Over the past few years, we’ve seen lots of new bourbons hit the shelves. Right alongside them has been a growing collection of bottles filled with a clear spirit. Variously labeled white whiskey, unaged whiskey or the colloquial white dog, this is “pre-bourbon,” the spirit before it has picked up that nice amber color and those wonderful caramel and vanilla flavors from aging for years in a charred oak barrel.
This is partly a reflection of the current craze for anything related to bourbon. On one end of the spectrum you have the pricey super-premium and overaged bourbons; on the other end, you have this homage to the moonshine history, which was as colorful as its products weren’t. But unaged whiskeys are also a way for distillers, particularly small craft distillers, to bring in some cash until their bourbons are ready, a process that usually takes four to six years or more – a long time to wait for a return on investment.
Now a really huge distiller, Jim Beam, has gotten into the white whiskey business with Jacob’s Ghost, named for its founding father. Beam notes in press materials that Jacob’s Ghost is not moonshine, nor is it unaged. It is aged for at least one year in a charred barrel, which it says gives the whiskey “a smooth, sweet flavor with hints of smoke, rounded out by soft barrel notes on the finish.”
While Slate.com’s Drink writer Reid Mitenbuler didn’t give a specific reaction to Jacob’s Ghost in a story posted last Friday, you can get the gist from the headline: “Putting the White Dog To Sleep: Unaged whiskey helps young microdistilleries keep afloat. There’s just one problem: It tastes awful.”
Without the final step of aging in barrels, Reid writes, “white dog is to whiskey what coal is to diamonds.” The story’s suggestion: Rather than drum up early capital with white dog, microdistillers should consider making gin instead. “Like white dog, gin is distilled from grains, but it passes through botanicals like juniper berries, coriander, and cardamom to absorb appealing flavors,” Reid writes – and it requires no aging.

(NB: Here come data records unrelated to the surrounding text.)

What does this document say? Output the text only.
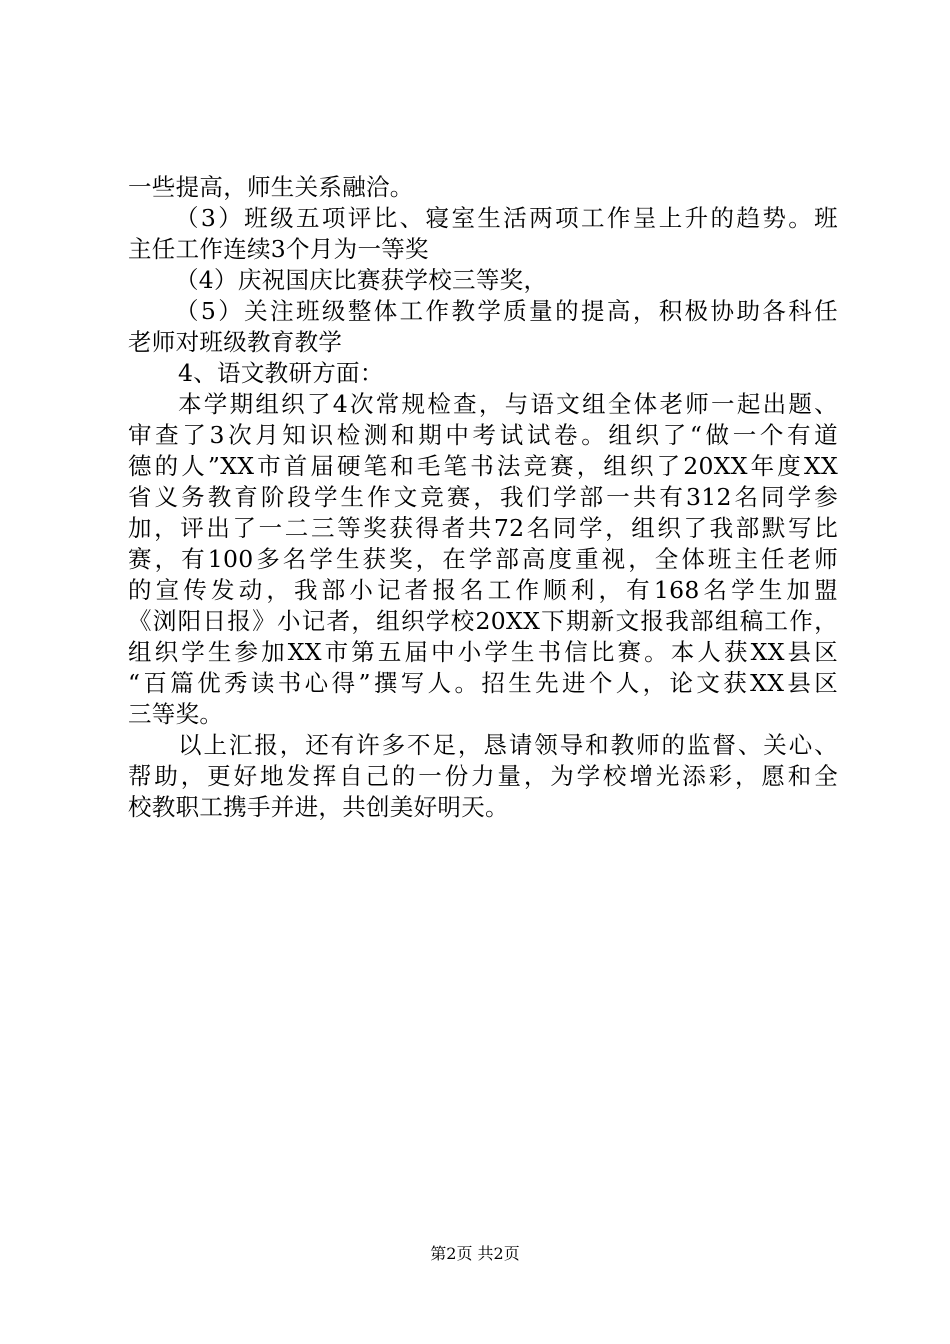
一些提高，师生关系融洽。
（3）班级五项评比、寝室生活两项工作呈上升的趋势。班
主任工作连续3个月为一等奖
（4）庆祝国庆比赛获学校三等奖，
（5）关注班级整体工作教学质量的提高，积极协助各科任
老师对班级教育教学
4、语文教研方面：
本学期组织了4次常规检查，与语文组全体老师一起出题、
审查了3次月知识检测和期中考试试卷。组织了“做一个有道
德的人”XX市首届硬笔和毛笔书法竞赛，组织了20XX年度XX
省义务教育阶段学生作文竞赛，我们学部一共有312名同学参
加，评出了一二三等奖获得者共72名同学，组织了我部默写比
赛，有100多名学生获奖，在学部高度重视，全体班主任老师
的宣传发动，我部小记者报名工作顺利，有168名学生加盟
《浏阳日报》小记者，组织学校20XX下期新文报我部组稿工作，
组织学生参加XX市第五届中小学生书信比赛。本人获XX县区
“百篇优秀读书心得”撰写人。招生先进个人，论文获XX县区
三等奖。
以上汇报，还有许多不足，恳请领导和教师的监督、关心、
帮助，更好地发挥自己的一份力量，为学校增光添彩，愿和全
校教职工携手并进，共创美好明天。
第2页 共2页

However, it’s also apparently very difficult to scrub out of the still. Drew Mayville, director of quality at Buffalo Trace, told me on a recent visit that he would love to make a distilled gin on the distillery’s mini-still, but master distiller Harlen Wheatley “would kill me. He doesn’t want to run gin anywhere in the distillery. Gin will stick around in all these columns. It’s dangerous thing. I’ve heard stories – you could be making the next product and you’re going to taste gin in it. Gin sticks around forever.”
Meanwhile, Beam kindly provided the Bourbon Babe with a bottle of Jacob’s Ghost, and I’ll share my tasting notes tomorrow.